The patient, ophthalmologist or retina specialist, and internist or endocrinologist must work together as a team to optimize the diabetes control and help to reduce the risk of blindness.

Long-Term Monitoring

The frequency of follow-up care is dictated primarily by the baseline stage of the retinopathy and its rate of progression to proliferative diabetic retinopathy (PDR). Only 5% of patients with mild nonproliferative diabetic retinopathy (NPDR) would progress to PDR in 1 year without follow-up care, and thus, monitoring these patients every 6-12 months is appropriate.
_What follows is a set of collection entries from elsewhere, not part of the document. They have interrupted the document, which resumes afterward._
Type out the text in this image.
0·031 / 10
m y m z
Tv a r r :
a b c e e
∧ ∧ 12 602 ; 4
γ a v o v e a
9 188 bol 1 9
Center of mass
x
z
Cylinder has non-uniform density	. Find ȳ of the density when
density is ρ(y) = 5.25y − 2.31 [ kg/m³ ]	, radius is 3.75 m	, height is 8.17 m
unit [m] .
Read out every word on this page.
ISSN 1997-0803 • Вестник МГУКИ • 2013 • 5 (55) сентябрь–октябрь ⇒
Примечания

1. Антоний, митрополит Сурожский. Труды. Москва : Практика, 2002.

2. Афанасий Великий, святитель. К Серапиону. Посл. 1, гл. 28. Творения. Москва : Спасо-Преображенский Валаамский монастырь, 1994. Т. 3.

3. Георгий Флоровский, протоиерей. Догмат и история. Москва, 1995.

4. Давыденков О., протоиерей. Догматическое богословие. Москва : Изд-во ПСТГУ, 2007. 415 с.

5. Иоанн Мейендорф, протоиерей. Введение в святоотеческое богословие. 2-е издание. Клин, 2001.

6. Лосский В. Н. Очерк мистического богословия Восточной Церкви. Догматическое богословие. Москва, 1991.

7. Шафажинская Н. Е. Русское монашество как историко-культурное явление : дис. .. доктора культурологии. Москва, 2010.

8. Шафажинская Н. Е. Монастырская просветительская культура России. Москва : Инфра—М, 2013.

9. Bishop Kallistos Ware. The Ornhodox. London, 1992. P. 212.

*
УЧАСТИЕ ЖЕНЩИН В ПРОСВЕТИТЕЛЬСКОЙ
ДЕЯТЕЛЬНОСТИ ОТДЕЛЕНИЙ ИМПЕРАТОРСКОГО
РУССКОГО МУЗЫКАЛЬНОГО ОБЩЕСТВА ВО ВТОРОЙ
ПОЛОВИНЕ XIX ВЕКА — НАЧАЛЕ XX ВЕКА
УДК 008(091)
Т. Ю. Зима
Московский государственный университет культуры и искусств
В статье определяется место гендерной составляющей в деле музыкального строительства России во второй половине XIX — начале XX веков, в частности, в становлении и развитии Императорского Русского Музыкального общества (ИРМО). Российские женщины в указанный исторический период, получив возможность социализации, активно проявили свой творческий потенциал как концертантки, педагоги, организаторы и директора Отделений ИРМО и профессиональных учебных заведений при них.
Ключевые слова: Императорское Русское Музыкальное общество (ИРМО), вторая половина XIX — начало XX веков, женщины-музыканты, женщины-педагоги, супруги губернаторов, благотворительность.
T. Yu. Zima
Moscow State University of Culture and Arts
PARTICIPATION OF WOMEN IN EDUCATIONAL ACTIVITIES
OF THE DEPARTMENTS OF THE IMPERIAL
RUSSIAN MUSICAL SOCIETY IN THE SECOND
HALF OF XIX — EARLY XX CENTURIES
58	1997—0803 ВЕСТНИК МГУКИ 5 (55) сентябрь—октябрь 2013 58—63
As many as 27% of patients with moderate NPDR would progress to PDR in 1 year; therefore, they should be seen every 4 to 8 months.

More than 50% of patients with severe NPDR (preproliferative stage) would progress to PDR in a year without follow-up care and 75% would develop high-risk characteristics within 5 years; thus, follow-up care as frequently as every 2 to 3 months is mandated to ensure prompt recognition and treatment.

Any stage associated with clinically significant macular edema should be treated promptly with laser panretinal photocoagulation and observed closely (every 1-2 mo) to monitor the status of the macula and decrease the chance of severe visual loss.

Diabetes mellitus, in general, and diabetic retinopathy, in particular, are progressive conditions, and regular follow-up care with a physician is crucial for detection of any changes that may benefit from treatment.